Support and Planned Additions

I'm going to be around to support stuff in the event bugs arise or someone wants me to add additional features. That said keep in mind it will be something I’ll be doing in my free time though so please keep that in mind for your expectations for turn around on adding things or fixing issues.

I also want to roll out some sort of CI/CD (maybe travis-CI or something similar) to test additions to the CLI and some other mechanism for testing additions to the Cloudformation.

I'd be very interested in hearing peoples ideas and welcoming anyone who feels they can bring something to the table to contribute. This probably won't be the only project I roll out and many hands make light work so if you have some good ideas for ways things could be improved for this project or for any other I'm involved with or how any of the code can be modified to work better feel free to chip in!

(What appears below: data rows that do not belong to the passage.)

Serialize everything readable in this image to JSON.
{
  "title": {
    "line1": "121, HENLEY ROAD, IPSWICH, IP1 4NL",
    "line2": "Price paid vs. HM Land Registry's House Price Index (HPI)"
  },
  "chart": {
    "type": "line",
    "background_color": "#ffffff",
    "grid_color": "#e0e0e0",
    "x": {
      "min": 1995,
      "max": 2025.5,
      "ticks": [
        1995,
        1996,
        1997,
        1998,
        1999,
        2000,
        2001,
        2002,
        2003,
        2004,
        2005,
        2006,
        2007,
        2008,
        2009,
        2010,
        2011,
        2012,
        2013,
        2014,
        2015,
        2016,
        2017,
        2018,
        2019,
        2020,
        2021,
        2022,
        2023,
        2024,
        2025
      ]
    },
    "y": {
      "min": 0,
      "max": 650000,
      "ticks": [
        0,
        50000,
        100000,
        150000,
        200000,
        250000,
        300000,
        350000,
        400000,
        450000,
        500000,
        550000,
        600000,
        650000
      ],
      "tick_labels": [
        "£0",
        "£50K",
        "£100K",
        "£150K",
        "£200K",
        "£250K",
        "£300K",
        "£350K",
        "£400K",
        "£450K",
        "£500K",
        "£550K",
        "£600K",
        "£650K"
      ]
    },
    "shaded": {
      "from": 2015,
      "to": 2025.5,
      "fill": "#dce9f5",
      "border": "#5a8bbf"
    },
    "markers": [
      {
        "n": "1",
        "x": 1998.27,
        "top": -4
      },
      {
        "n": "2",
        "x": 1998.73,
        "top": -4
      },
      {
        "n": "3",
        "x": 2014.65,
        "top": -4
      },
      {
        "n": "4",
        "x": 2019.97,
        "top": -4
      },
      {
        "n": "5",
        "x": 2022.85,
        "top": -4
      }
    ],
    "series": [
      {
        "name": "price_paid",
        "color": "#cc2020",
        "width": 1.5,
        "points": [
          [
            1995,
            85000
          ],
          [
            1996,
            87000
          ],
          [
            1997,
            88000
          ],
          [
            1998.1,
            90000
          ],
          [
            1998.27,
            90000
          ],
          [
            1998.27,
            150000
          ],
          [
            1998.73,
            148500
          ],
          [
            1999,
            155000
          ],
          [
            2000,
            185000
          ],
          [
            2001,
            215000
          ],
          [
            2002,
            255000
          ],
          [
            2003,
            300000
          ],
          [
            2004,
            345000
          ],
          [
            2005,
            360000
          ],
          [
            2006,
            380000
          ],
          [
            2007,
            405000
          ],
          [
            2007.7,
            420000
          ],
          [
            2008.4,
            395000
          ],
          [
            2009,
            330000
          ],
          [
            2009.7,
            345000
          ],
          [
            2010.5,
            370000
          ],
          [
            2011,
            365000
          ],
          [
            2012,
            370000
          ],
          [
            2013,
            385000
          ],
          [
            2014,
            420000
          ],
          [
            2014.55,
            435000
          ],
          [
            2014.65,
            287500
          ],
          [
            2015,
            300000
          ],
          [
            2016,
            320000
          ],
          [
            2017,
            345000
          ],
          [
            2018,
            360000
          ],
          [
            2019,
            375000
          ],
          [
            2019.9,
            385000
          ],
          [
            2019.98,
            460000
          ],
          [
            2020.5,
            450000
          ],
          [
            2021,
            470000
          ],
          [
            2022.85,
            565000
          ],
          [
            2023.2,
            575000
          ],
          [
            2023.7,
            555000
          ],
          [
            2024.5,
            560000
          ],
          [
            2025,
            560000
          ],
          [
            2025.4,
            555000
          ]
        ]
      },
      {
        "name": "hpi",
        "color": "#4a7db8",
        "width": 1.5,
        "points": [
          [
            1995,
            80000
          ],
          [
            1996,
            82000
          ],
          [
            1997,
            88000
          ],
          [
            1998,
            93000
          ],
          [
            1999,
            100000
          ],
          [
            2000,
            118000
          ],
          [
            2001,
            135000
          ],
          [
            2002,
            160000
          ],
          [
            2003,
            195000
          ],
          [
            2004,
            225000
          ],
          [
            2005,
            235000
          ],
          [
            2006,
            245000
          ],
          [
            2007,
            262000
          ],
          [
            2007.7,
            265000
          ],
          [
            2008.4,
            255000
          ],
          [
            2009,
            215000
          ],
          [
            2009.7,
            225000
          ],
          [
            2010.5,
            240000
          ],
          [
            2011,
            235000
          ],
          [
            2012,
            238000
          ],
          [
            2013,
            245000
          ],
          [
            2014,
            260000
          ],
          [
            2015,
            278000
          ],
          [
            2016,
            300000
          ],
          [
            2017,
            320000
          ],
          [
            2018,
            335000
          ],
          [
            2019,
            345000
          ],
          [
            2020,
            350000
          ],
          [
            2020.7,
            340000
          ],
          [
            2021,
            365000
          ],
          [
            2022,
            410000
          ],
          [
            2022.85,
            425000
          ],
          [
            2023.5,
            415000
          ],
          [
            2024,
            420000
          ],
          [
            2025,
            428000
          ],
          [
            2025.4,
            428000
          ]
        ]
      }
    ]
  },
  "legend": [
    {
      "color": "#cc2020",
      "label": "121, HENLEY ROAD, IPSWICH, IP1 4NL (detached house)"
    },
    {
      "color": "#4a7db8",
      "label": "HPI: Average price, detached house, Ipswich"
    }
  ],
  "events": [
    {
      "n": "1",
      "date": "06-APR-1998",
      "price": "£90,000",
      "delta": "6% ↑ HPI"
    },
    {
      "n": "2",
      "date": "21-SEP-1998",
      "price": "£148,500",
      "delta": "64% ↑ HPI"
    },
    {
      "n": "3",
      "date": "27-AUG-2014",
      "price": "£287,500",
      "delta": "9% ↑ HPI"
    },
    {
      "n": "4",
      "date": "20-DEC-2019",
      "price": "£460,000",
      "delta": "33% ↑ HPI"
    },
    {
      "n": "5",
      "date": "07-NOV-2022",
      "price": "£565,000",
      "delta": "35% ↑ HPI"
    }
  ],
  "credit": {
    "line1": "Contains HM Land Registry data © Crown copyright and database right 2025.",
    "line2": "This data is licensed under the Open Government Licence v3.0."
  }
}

I'm planning to be welcoming and to try to hear people out as best I can.

Here are things I plan to roll out in short order and before anything else (and would welcome help with):

  • Improvements to formatting to bring the code more in line with what the Python community expects in terms of formatting.
  • CI/CD unit tests for code components to make it a lot easier for others (and myself) to contribute to the source without breaking anything.

Future Projects

Now that Shepard is in production I'd like to focus my time on a few other projects as I get time. I've been interested in a lot of things (especially machine learning/computer vision projects) but this section is really for stuff that I think kind of pairs well with Shepard and the things it tries to make easier.

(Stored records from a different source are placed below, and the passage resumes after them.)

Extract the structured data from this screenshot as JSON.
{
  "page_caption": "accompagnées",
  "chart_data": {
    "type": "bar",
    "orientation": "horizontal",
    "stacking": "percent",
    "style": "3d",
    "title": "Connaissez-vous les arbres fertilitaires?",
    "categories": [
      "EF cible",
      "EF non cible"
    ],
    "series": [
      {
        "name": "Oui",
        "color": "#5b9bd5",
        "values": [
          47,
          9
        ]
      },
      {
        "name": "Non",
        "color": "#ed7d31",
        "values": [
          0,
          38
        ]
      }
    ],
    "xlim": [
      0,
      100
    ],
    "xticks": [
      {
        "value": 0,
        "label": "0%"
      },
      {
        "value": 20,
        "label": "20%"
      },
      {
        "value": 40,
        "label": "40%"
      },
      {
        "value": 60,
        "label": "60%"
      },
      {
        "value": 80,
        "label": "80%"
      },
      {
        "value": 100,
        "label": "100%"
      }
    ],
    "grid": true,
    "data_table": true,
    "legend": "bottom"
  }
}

The projects closest to Shepard I'd like to work on when I get time to do so would be...

  1. A version of Shepard that uses AWS ParallelCluster rather than AWS Batch to make it really easy for anyone to run supercomputing workloads.
  2. An architecture that's in the spirit of Shepard (i.e. easy to set up and use) but for micro-services.

I think I've more or less mapped out how I'd accomplish each of these in my head (it'd be probably like a month or two for each I'd estimate to get them out if I dropped everything else) but I'd need to get time to do all of those and I'd like to stress that this is not my day job. Building open source stuff for people is a hobby; I open sourced this on my own time outside of working hours after requesting permission to do so. Between having a full time-job, a girlfriend who I love spending time with, boxes I still need to unpack from when I moved in, other tech stuff I like to explore in my spare time and a Steam account it's unclear when I'd get around to doing this stuff.

That said if any of this gets moved into a sprint at work for some reason or I pull whatever muscle in my hand allows me to melee people in first person shooters I'd probably get around to doing this stuff sooner rather than later.